As an RN who just recently recieved her MSN in nursing education and would like to go into teaching other nurses the profession, it is really hard to leave the bedside knowing that I will make less money. THere needs to be more incentive to get that higher degree. As far as replacing the number of nurses we need through enrollment, that will be a long process, but the problem took a long time to evolve, it may take a long time to solve also. The problem is going to get worse, and the more qualified nurses we do produce, the better care for patients and the society we live in.

AMEN!!!

I am a Human Resources Staffing Specialist who also happens to be a college student. I’m doing a research project on the 80-hour workweek and I’m trying to get some additional information. Do you happen to know where I might find how hospitals are going to comply with this rule? At my hospital, a large academic medical center in Philadelphia, we are planning on utilizing nurse practitioners and physician’s assistants to make up the difference. My project is going to focus on how hospitals are planning to make up the hours lost by the residents as well as a cost analysis. Obviously, this rule will have a major financial impact on hospitals, large and small.

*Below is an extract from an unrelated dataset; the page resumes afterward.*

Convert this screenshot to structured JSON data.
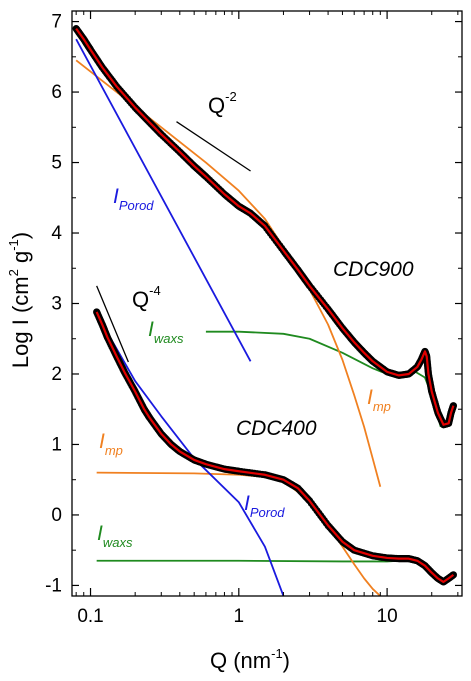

Tip O’Neill (from Speaker of the House) once said – “All politics is local”. I suspect that you will find a wide variety of solutions to the 80 hour workweek problem. You will find variations within the same hospital. Let me try to clarify a bit.

Most medicine and pediatric programs will make minor modifications, being fairly close to the 80 hour work week already. Radiology, anesthesiology and pathology should have no problems. Surgery programs will have the greatest problem, as they are currently the most frequent offender. I suspect that many programs have not really determined how they will address the new rules. And some will try to ignore these rules (see last week’s Q&A for example). Good luck in your project!

Final comments

Thanks again for the many comments and questions this week. You, the readers, make me think, keep me honest, and make this blog much better. As usual I apologize for not answering all questions or highlighting all comments. I have decided to avoid the omeprazole controversy as I have nothing else to add at this time.

Now it looks like a beautful morning in Alabama – off to the golf course (I know that is a cliche for a physician – but I really do love golf)!